Down-regulatory effects of green coffee extract on las I and las R virulence-associated genes in Pseudomonas aeruginosa.
Daru. 2019 Jun ;27(1):35-42. Epub 2019 Jun 12. PMID: 31187452
BACKGROUND: Antibiotic resistant strains of Pseudomonas aeruginosa are the cause of Gram negative nosocomial infections especially among the immunosuppressed patients. The bacteria contains las I and las R genes that play very important roles in the pathogenesis and mechanisms of aggression. These genes can be influenced by the quorum sensing (QS) system and such mechanism is becoming clinically important worldwide. This study aimed to investigate the preventive effects of green coffee extract (GCE) on the expression of pathogenesis-related genes, las I and las R in P. aeruginosa.
METHODS: A total of fifty four P. aeruginosa strains were isolated out of 100 clinical samples collected from the infectious wards in different hospitals (Tehran province) using conventional microscopic and biochemical methods. Susceptibility of the isolates to different antibiotics, GCE and chlorogenic acid were elucidated. Multiplex polymerase chain reaction (PCR) and real-time PCR were performed to detect and quantify the expression levels of las I and las R genes. The presence of chlorogenic acid in GCE was confirmed by HPLC.
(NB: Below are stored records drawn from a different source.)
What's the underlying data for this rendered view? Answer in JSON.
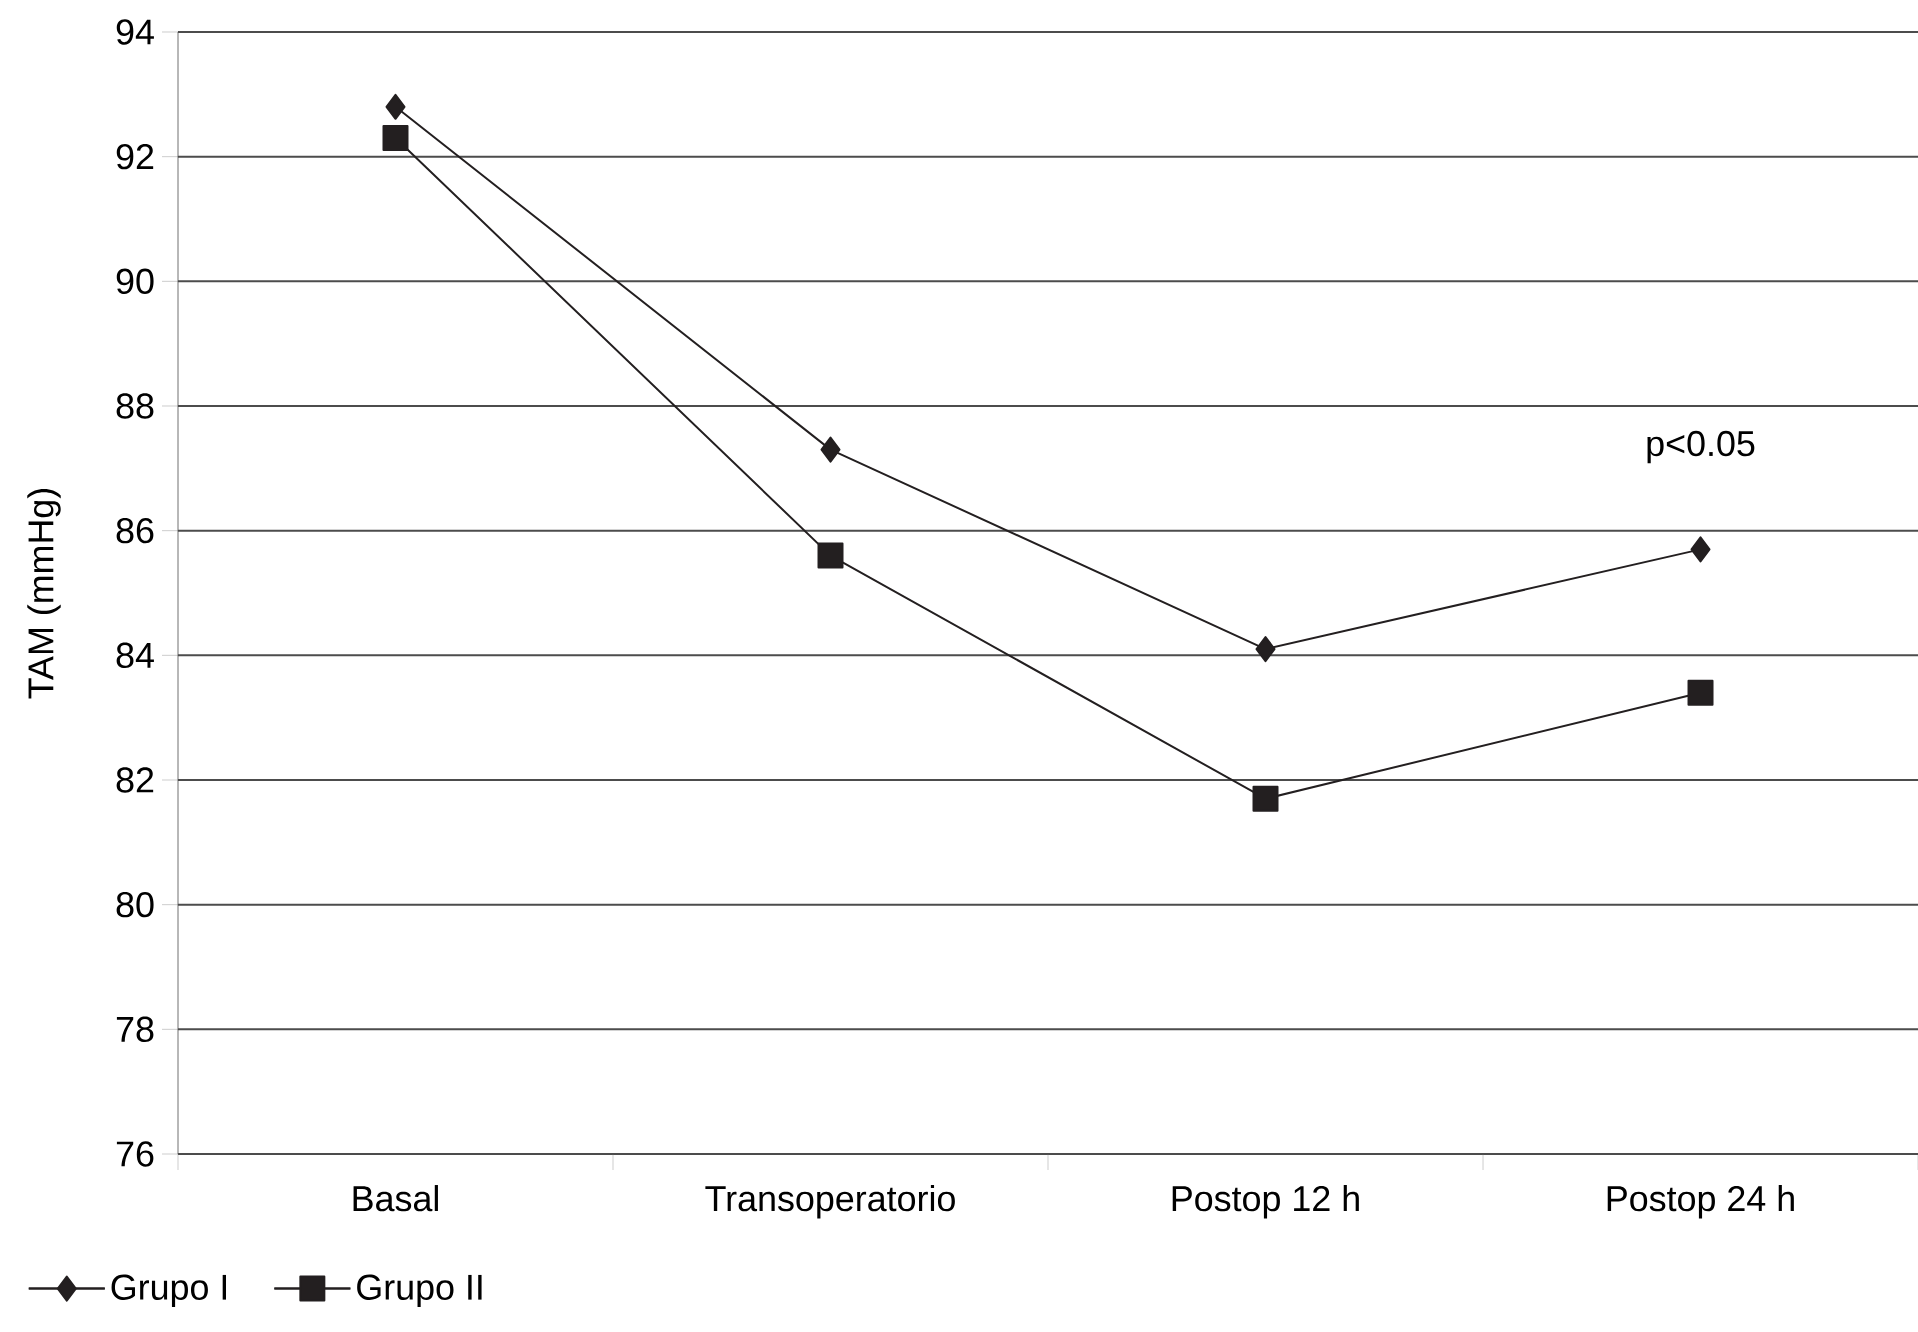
{
  "chart_data": {
    "type": "line",
    "ylabel": "TAM (mmHg)",
    "categories": [
      "Basal",
      "Transoperatorio",
      "Postop 12 h",
      "Postop 24 h"
    ],
    "series": [
      {
        "name": "Grupo I",
        "color": "#231f20",
        "marker": "diamond",
        "values": [
          92.8,
          87.3,
          84.1,
          85.7
        ]
      },
      {
        "name": "Grupo II",
        "color": "#231f20",
        "marker": "square",
        "values": [
          92.3,
          85.6,
          81.7,
          83.4
        ]
      }
    ],
    "ylim": [
      76,
      94
    ],
    "yticks": [
      76,
      78,
      80,
      82,
      84,
      86,
      88,
      90,
      92,
      94
    ],
    "grid": "y",
    "legend": "bottom left",
    "line_style": "solid",
    "annotations": [
      "p<0.05"
    ]
  }
}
RESULTS: Antibiotic susceptibility tests revealed multidrug resistance among the clinical isolates of those 40 strains were resistant to ciprofloxacin (74.07%), 43 to ceftazidime (79.26%), 29 to amikacin (53.7%), 42 to ampicillin (77.77%), 17 to colistin (31.48%), 40 to gentamicin (74.77%), and 50 to piperacillin (92.59%). PCR outcomes exhibited that the frequency of las I and las R genes were 100% in resistant and sensitive strains isolated from clinical and standard strains of P. aeruginosa (ATCC 15449). Real-time PCR analyses revealed that GCE significantly prevented the expression of las I and las R genes in P. aeruginosa. GCE at concentration level as low as 2.5 mg/mL could prevent the expression of lasI and lasR genes in P. aeruginosa clinical isolates.
CONCLUSION: The presence and expression levels of las I and las R genes in P. aeruginosa isolates were investigated when the bacteria was exposed to GCE. Our results tend to suggest that genes involved in pathogenesis of:Pseudomonas aeruginosa are down regulated by quorum sensing effect of chlorogenic acid and therefore GCE could be useful as an adjuvant in combating multidrug resistance strains of Pseudomonas aeruginosa.